How Oba Butler Joke Convinced Venture Capitalists To Give Him Over A Million Dollars
Not long In his new documentary, Oba Butler tells the co-founders of his fledgling company, Drops, that they need to create a luxury suitcase that “looks like a bomb” and sells for $200,000.
Right off the bat, I think his quest to get £1 million in 90 days might end early.
But I am wrong.
Butler is a British prankster documentary maker known for stunts like getting Amazon to sell its drivers’ urine as energy drinks or creating a fake restaurant called the Shed and playing TripAdvisor to make it London’s best restaurant on the platform. His latest documentary, made for Britain’s Channel 4, is called How I made £1 million in 90 days. Set in London and New York, the film depicts the world of startups, venture capital, cryptocurrencies and what ultimately seems like a lot of nonsense called get-rich-quick.
Butler opens the film by saying that, as someone who didn’t grow up with money and isn’t particularly motivated by it, he’s fascinated by the fact that people “idolize” wealthy entrepreneurs.
“It came from a place where I wanted to understand why … everyone is so obsessed with money,” he tells WIRED. “And I’m not talking about survival. I’m not talking about affordability. I’m talking about … being addicted to making money.”
His only rules for getting the £1 million ($1.3 million) are that he is not allowed to break the law and that he is responsible for whatever costs he incurs to get there.
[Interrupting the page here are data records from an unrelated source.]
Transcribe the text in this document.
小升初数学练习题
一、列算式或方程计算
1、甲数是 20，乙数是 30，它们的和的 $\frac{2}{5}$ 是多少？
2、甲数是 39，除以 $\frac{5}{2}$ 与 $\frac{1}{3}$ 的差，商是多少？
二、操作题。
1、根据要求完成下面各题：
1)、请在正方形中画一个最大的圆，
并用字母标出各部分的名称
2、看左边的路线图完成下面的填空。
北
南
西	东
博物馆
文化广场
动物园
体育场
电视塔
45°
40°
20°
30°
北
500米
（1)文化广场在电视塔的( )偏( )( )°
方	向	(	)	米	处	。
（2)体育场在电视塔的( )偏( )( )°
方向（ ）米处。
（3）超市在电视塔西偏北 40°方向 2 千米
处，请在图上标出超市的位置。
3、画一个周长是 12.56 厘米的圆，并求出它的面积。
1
He uses several strategies to raise cash, including just asking rich people for it (which doesn’t go over well) and generating publicity for the crypto company UNFK by doing things like tricking bankers into committing crimes on camera. He also creates Drops, a company that makes headlines for its controversial stunts and then tries to capitalize on the attention by selling “extremely expensive” items.
Butler takes advice from Venmo co-founder Iqram Magdoun Ismail, who quickly introduces himself as Butler’s co-founder at Drops and seems enthusiastic at first, thinking the company is already “worth at least $10 million” just because there are two people attached to it and they might be able to sell the Madison Square Garden story for a year. Their brainstorming session includes plans to buy the first piece of land on Mars and sell the opportunity to name the “first branded species”. But after Butler suggests a bomb-like suitcase and a pair of “real ad-blocking sunglasses” that completely obliterate the user’s vision, Magdon-Ismail temporarily ghosts him.
Butler then embarks on a memecoin adventure that goes south, before returning to Drops to launch “the UK’s first legal children’s spirits shop in over a century”. He gets around not paying the child laborers by arguing that since he is filming the children for the documentary, they are technically performers. His underage employees help him come up with marketing ideas to sell custom football jerseys a counterfeit religious cigarette brand called Holy Smokes. Although the clothing line is covered in GQ, Butler doesn’t sell any clothes worth a million pounds.